[R] Significance of Principal Coordinates

Tue Mar 15 17:38:59 CET 2005

On Mon, 2005-03-14 at 18:32 +0100, Christian Kamenik wrote:
> Dear all,
> 
> I was looking for methods in R that allow assessing the number of  
> significant principal coordinates. Unfortunatly I was not very 
> successful. I expanded my search to the web and Current Contents, 
> however, the information I found is very limited.
> Therefore, I tried to write code for doing a randomization. I would 
> highly appriciate if somebody could comment on the following approach. I 
> am neither a statistician, nor an R expert... the data matrix I used has 
> 72 species (columns) and 167 samples (rows).
> 
Earlier this year (Sat, 29 Jan 2005) Jérôme Lemaître asked something
similar here under subject "Bootstrapped eigenvector" (but the code I
posted then had one bug I know and perhaps some I don't know!). Some
ecologists (Donald Jackson, Peres-Neto) have indeed tried to develop
methods for PCA, and they could be easily modified for PCoA which is
about the same method, in particular with Euclidean distances like you
used. So the following two solutions are practically identical (within
2e-15 in the case I tried):

x <- decostand(x, "norm") # in vegan
chordis <- dist(x) # Euclidean is the default, so this is chord distance
pcoa <- cmdscale(chordis)
pca <- prcomp(x)

Verify this with:

procrustes(pcoa, pca, choices=1:2) # in vegan

PCoA with row weights is something different, but I really don't know
why would you like to do this. I really don't understand what people
mean with "significant" eigenvalues, unless they are making Factor
Analysis. In PCA, you rotate your data, and you can find low-rank
approximations of your data, but how these are rotatations are
"significant" is beyond my imagination. Further, resampling with
replacement seems to suit poorly to multivariate analysis: it duplicates
some rows and so it makes easier to find similar rows that is the
ultimate task in PC rotation.
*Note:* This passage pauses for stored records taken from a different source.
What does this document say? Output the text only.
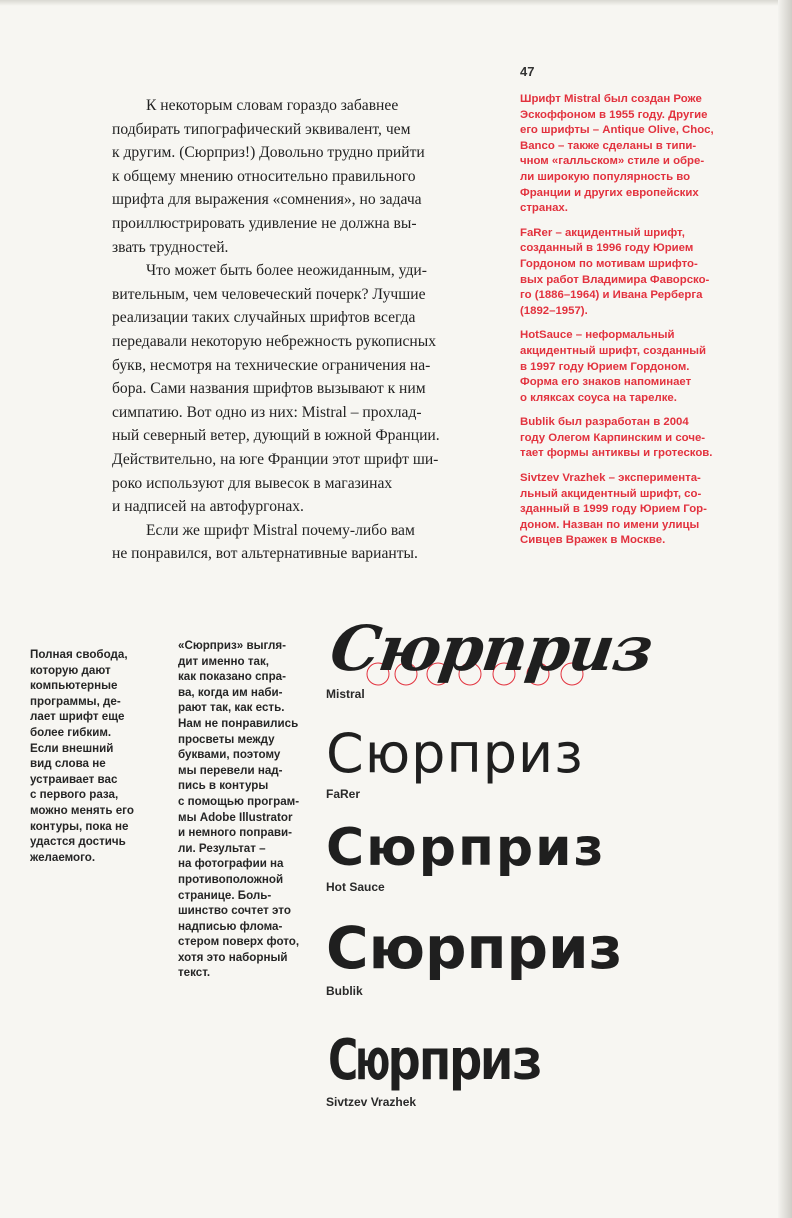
47
К некоторым словам гораздо забавнее
подбирать типографический эквивалент, чем
к другим. (Сюрприз!) Довольно трудно прийти
к общему мнению относительно правильного
шрифта для выражения «сомнения», но задача
проиллюстрировать удивление не должна вы-
звать трудностей.
Что может быть более неожиданным, уди-
вительным, чем человеческий почерк? Лучшие
реализации таких случайных шрифтов всегда
передавали некоторую небрежность рукописных
букв, несмотря на технические ограничения на-
бора. Сами названия шрифтов вызывают к ним
симпатию. Вот одно из них: Mistral – прохлад-
ный северный ветер, дующий в южной Франции.
Действительно, на юге Франции этот шрифт ши-
роко используют для вывесок в магазинах
и надписей на автофургонах.
Если же шрифт Mistral почему-либо вам
не понравился, вот альтернативные варианты.
Шрифт Mistral был создан Роже
Эскоффоном в 1955 году. Другие
его шрифты – Antique Olive, Choc,
Banco – также сделаны в типи-
чном «галльском» стиле и обре-
ли широкую популярность во
Франции и других европейских
странах.
FaRer – акцидентный шрифт,
созданный в 1996 году Юрием
Гордоном по мотивам шрифто-
вых работ Владимира Фаворско-
го (1886–1964) и Ивана Рерберга
(1892–1957).
HotSauce – неформальный
акцидентный шрифт, созданный
в 1997 году Юрием Гордоном.
Форма его знаков напоминает
о кляксах соуса на тарелке.
Bublik был разработан в 2004
году Олегом Карпинским и соче-
тает формы антиквы и гротесков.
Sivtzev Vrazhek – эксперимента-
льный акцидентный шрифт, со-
зданный в 1999 году Юрием Гор-
доном. Назван по имени улицы
Сивцев Вражек в Москве.
Полная свобода,
которую дают
компьютерные
программы, де-
лает шрифт еще
более гибким.
Если внешний
вид слова не
устраивает вас
с первого раза,
можно менять его
контуры, пока не
удастся достичь
желаемого.
«Сюрприз» выгля-
дит именно так,
как показано спра-
ва, когда им наби-
рают так, как есть.
Нам не понравились
просветы между
буквами, поэтому
мы перевели над-
пись в контуры
с помощью програм-
мы Adobe Illustrator
и немного поправи-
ли. Результат –
на фотографии на
противоположной
странице. Боль-
шинство сочтет это
надписью флома-
стером поверх фото,
хотя это наборный
текст.
Сюрприз
Mistral
Сюрприз
FaRer
Сюрприз
Hot Sauce
Сюрприз
Bublik
Сюрприз
Sivtzev Vrazhek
It seems that Monte Carlo results are
systematically "better" than any original data (only if number of rows
is much lower than  number of columns this is not disturbing). Also,
resampling or shuffling species tends to create communities that are
fundamentally different from any real community we have: instead of
single or a few abundant species, they may have several or none. With
total abundance constraint you can hide the traces of anarchistic
community assembly, but not its fundamental fault. So I do think that
(1) you cannot use resampling in assessing PCA and its kin, (2) you
cannot say what is the meaning of being "significant" in this case, and
(3) the number of "significant" axes would only be a function of sample
size even here.

Now my hope is that some guru over there gets so irritated that (s)he
chastises me for writing such pieces of stupidity, and sends a correct
solution here with accompanying code and references to the literature.
Let's hope so.

The old truth is that most data sets have 2.5 dimensions (Kruskal):
those two that you can show in a printed plot, and that half a dimension
that you must explain away in the text. Wouldn't that be a sufficient
solution?

cheers, jari oksanen
-- 
Jari Oksanen <jarioksa at sun3.oulu.fi>